Las rifas no dieron nunca para más. Al principio, Aureliano Segundo ocupaba tres días de la semana encerrado en su antigua oficina de ganadero, dibujando billete por billete, pintando con un cierto primor una vaquita roja, un cochinito verde o un grupo de gallinitas azules, según fuera el animal rifado, y modelaba con una buena imitación de las letras de imprenta el nombre que le pareció bueno a Petra Cotes para bautizar el negocio:
Rifas de la Divina Providencia
. Pero con el tiempo se sintió tan cansado después de dibujar hasta dos mil billetes a la semana, que mandó a hacer los animales, el nombre y los números en sellos de caucho, y entonces el trabajo se redujo a humedecerlos en almohadillas de distintos colores. En sus últimos años se les ocurrió sustituir los números por adivinanzas, de modo que el premio se repartiera entre todos los que acertaran, pero el sistema resultó ser tan complicado y se prestaba a tantas suspicacias, que desistieron a la segunda tentativa.

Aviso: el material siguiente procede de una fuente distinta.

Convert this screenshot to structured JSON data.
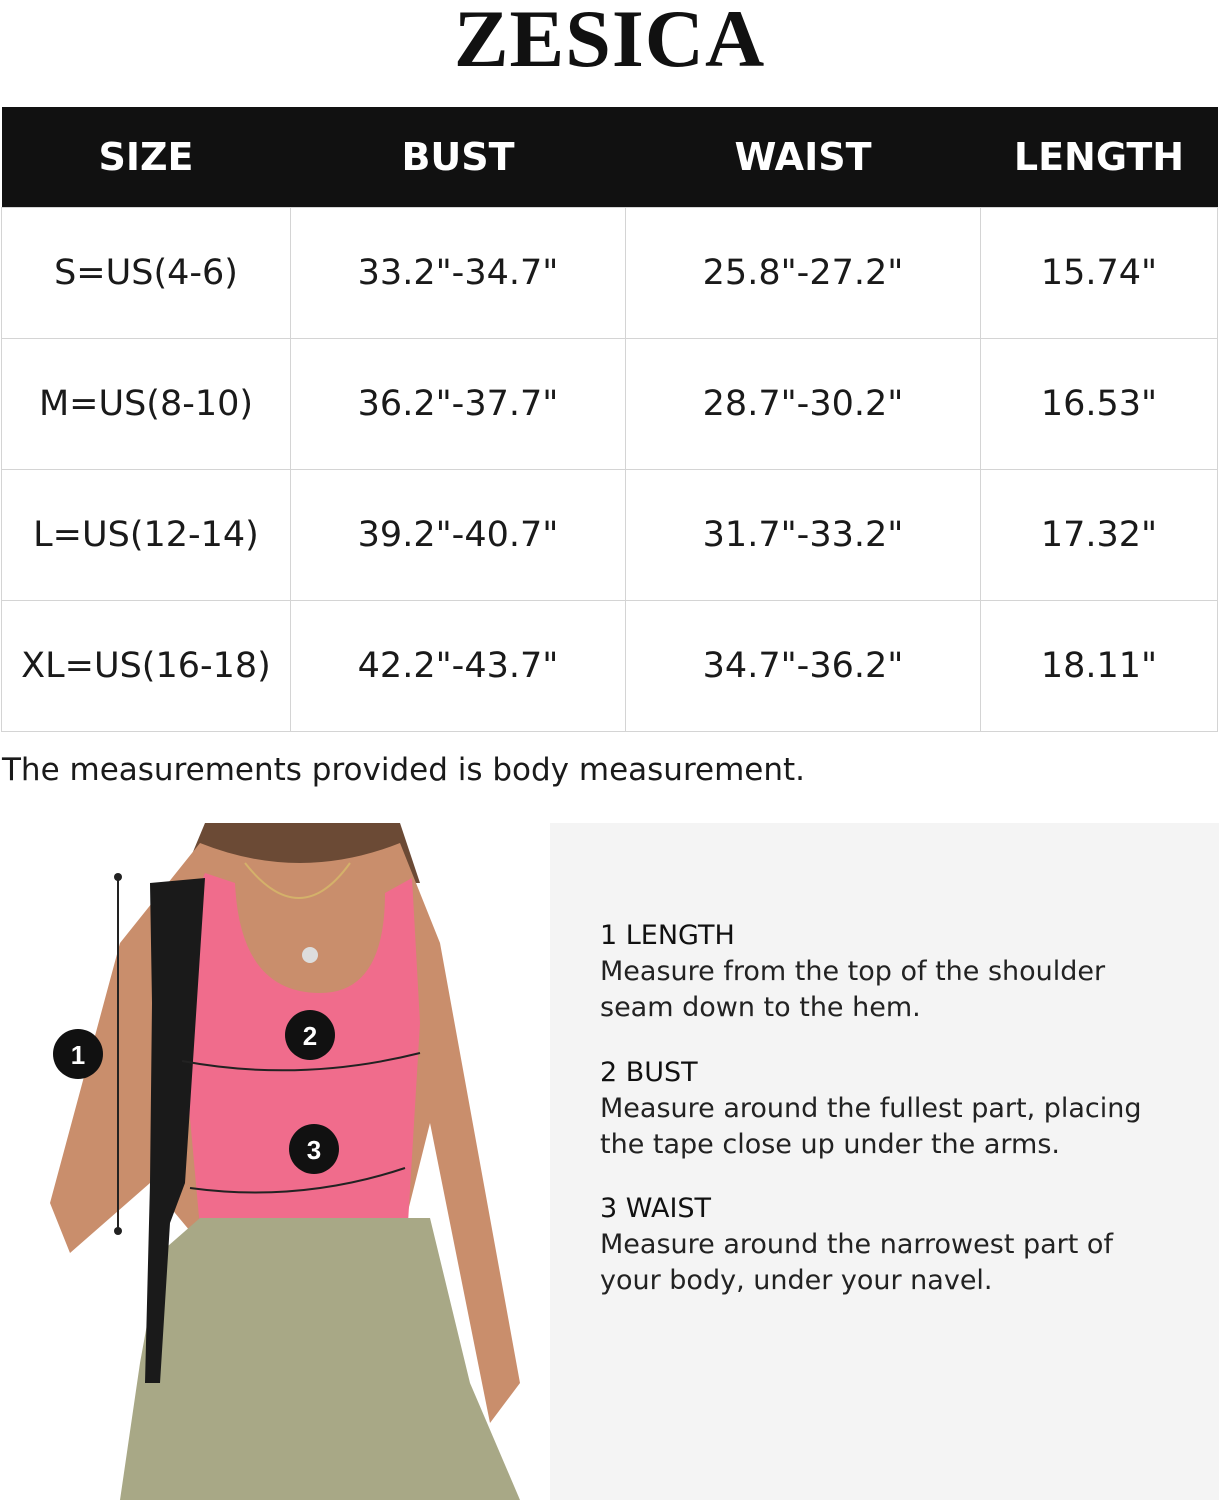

Aureliano Segundo andaba tan ocupado tratando de consolidar el prestigio de sus rifas, que apenas le quedaba tiempo para ver a los niños. Fernanda puso a Amaranta Úrsula en una escuelita privada donde no se recibían más de seis alumnas, pero se negó a permitir que Aureliano asistiera a la escuela pública. Consideraba que ya había cedido demasiado al aceptar que abandonara el cuarto. Además, en las escuelas de esa época sólo se recibían hijos legítimos de matrimonios católicos, y en el certificado de nacimiento que habían prendido con una nodriza en la batita de Aureliano cuando lo mandaron a la casa estaba registrado como expósito. De modo que se quedó encerrado, a merced de la vigilancia caritativa de Santa Sofía de la Piedad y de las alternativas mentales de Úrsula, descubriendo el estrecho mundo de la casa según se lo explicaban las abuelas. Era fino, estirado, de una curiosidad que sacaba de quicio a los adultos, pero al contrario de la mirada inquisitiva y a veces clarividente que tuvo el coronel a su edad, la suya era parpadeante y un poco distraída. Mientras Amaranta Úrsula estaba en el parvulario, él cazaba lombrices y torturaba insectos en el jardín. Pero una vez en que Fernanda lo sorprendió metiendo alacranes en una caja para ponerlos en la estera de Úrsula, lo recluyó en el antiguo dormitorio de Meme, donde se distrajo de sus horas solitarias repasando las láminas de la enciclopedia. Allí lo encontró Úrsula una tarde en que andaba asperjando la casa con agua serenada y un ramo de ortigas, y a pesar de que había estado con él muchas veces, le preguntó quién era.